Boston University Student Government passed a resolution endorsing a petition to reintroduce Spring semester’s Credit-No Credit policy this Fall, as well as ratified BU’s membership in the Boston Intercollegiate Government, in a Zoom meeting Monday night.
Last semester, BU offered a Credit-No Credit policy that gave students three options: take a Credit or No Credit designation for courses, or take the letter grade. Kira Milgrim, a sophomore in the College of Engineering, started a petition Oct. 16 to ask BU to implement Credit-No Credit for this semester.
“I believe there’s no reason that BU should be treating this as a normal semester because it’s not,” Milgrim said at the meeting. “So, I propose that if BU actually cares about the students’ well-being … they should actually act on the fact that they care about our health, mentally and physically.”
Milgrim said students’ mental health is being compromised by Learn from Anywhere. This was supported by a survey conducted by StuGov that received more than 1,000 student responses.
The pandemic triggered the onset of poor mental health in 89 percent of students who responded, according to the StuGov survey, and 94 percent say having a Credit-No Credit option would help ease the stress they’re facing.
College of Arts and Sciences StuGov Sen. Jessica Zheng, a junior in the CAS, said LfA especially affects international students.
“I have a lot of friends who are international students who are consistently waking up at 3 a.m. to do their classes,” Zheng said. “Even though lectures are recorded, you do miss a lot of things because some professors won’t record the entire class.”
Instituting a Credit-No Credit policy would follow the footsteps of other Boston-area universities, including Tufts University and Massachusetts Institute of Technology. Senator Ezra Bale, a senior in the College of Communication, worked in the academic affairs office and said BU is likely to take pointers from institutions like these.

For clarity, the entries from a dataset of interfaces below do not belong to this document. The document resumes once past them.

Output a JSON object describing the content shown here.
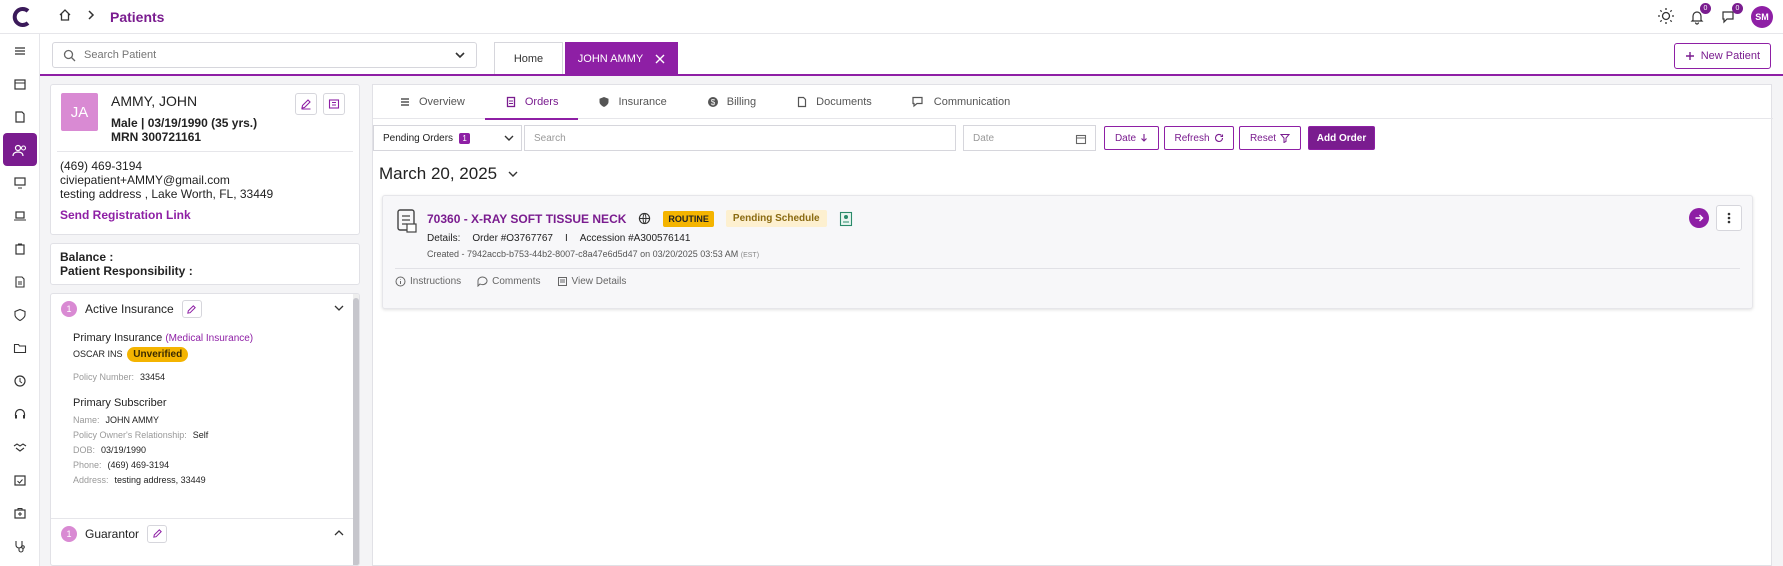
{
  "header": {
    "page_title": "Patients",
    "notifications_count": "0",
    "messages_count": "0",
    "user_initials": "SM"
  },
  "search": {
    "placeholder": "Search Patient"
  },
  "tabs": {
    "home": "Home",
    "patient": "JOHN AMMY"
  },
  "new_patient_label": "New Patient",
  "patient": {
    "initials": "JA",
    "name": "AMMY, JOHN",
    "demographics": "Male | 03/19/1990 (35 yrs.)",
    "mrn": "MRN 300721161",
    "phone": "(469) 469-3194",
    "email": "civiepatient+AMMY@gmail.com",
    "address": "testing address , Lake Worth, FL, 33449",
    "registration_link": "Send Registration Link",
    "balance_label": "Balance :",
    "responsibility_label": "Patient Responsibility :"
  },
  "insurance": {
    "count": "1",
    "title": "Active Insurance",
    "primary_label": "Primary Insurance",
    "primary_type": "(Medical Insurance)",
    "payer": "OSCAR INS",
    "status": "Unverified",
    "policy_label": "Policy Number:",
    "policy_number": "33454",
    "subscriber_title": "Primary Subscriber",
    "name_label": "Name:",
    "name": "JOHN AMMY",
    "relationship_label": "Policy Owner's Relationship:",
    "relationship": "Self",
    "dob_label": "DOB:",
    "dob": "03/19/1990",
    "phone_label": "Phone:",
    "phone": "(469) 469-3194",
    "address_label": "Address:",
    "address": "testing address, 33449"
  },
  "guarantor": {
    "count": "1",
    "title": "Guarantor"
  },
  "subtabs": [
    "Overview",
    "Orders",
    "Insurance",
    "Billing",
    "Documents",
    "Communication"
  ],
  "filters": {
    "pending_label": "Pending Orders",
    "pending_count": "1",
    "search_placeholder": "Search",
    "date_placeholder": "Date",
    "date_sort": "Date",
    "refresh": "Refresh",
    "reset": "Reset",
    "add_order": "Add Order"
  },
  "date_heading": "March 20, 2025",
  "order": {
    "title": "70360 - X-RAY SOFT TISSUE NECK",
    "priority": "ROUTINE",
    "status": "Pending Schedule",
    "details_label": "Details:",
    "order_number": "Order #O3767767",
    "separator": "I",
    "accession": "Accession #A300576141",
    "created": "Created - 7942accb-b753-44b2-8007-c8a47e6d5d47 on 03/20/2025 03:53 AM",
    "timezone": "(EST)",
    "instructions": "Instructions",
    "comments": "Comments",
    "view_details": "View Details"
  },
  "colors": {
    "accent": "#8e1fa5",
    "accent_dark": "#7a1c8f",
    "warning": "#f4b400"
  }
}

“When it comes to making decisions about policy … the administration tends to look at not only the peer institutions,” Bale said, “but they also look at what the local schools are doing and what the [Association of American Universities] schools are doing.”
The resolution to support the Credit-No Credit initiative passed with affirmative 35 votes out of 39 senators present.
The meeting continued with resolutions to ratify BU’s membership in BIG as well as procedures to appoint representatives for the group.
BIG was recognized in 2003, but “fell off the grid,” according to StuGov President Oliver Pour, a junior in COM. Last year’s StuGov Executive Board worked with Northeastern University and other schools in the Greater Boston area to re-establish BIG, and this year’s E-Board has done the same.
Chief Justice Andrea Gomez, a senior in the CAS, said BIG operates like the United Nations, with appointed representatives who assemble and debate issues affecting students. She added that BIG has one branch of operation with four committees.
Pour said each school in the Greater Boston area will have two BIG representatives. The BU representatives, Gomez said, should be experienced StuGov members appointed by the student body president to represent the school’s interests.
While representatives are limited to two per school, Gomez said “any student from any school” can join a BIG committee. However, they might not have a seat in the general assembly and, by association, might not have voting rights.
“The resolution is very simple,” Gomez said. “It’s just recognizing that there’s some sort of need for students to collaborate more than just within their own schools, but also with the Greater Boston area.”
The resolution to ratify BIG passed with a 33 vote affirmative, while the resolution creating a procedure for appointing representatives passed with a 31 vote affirmative.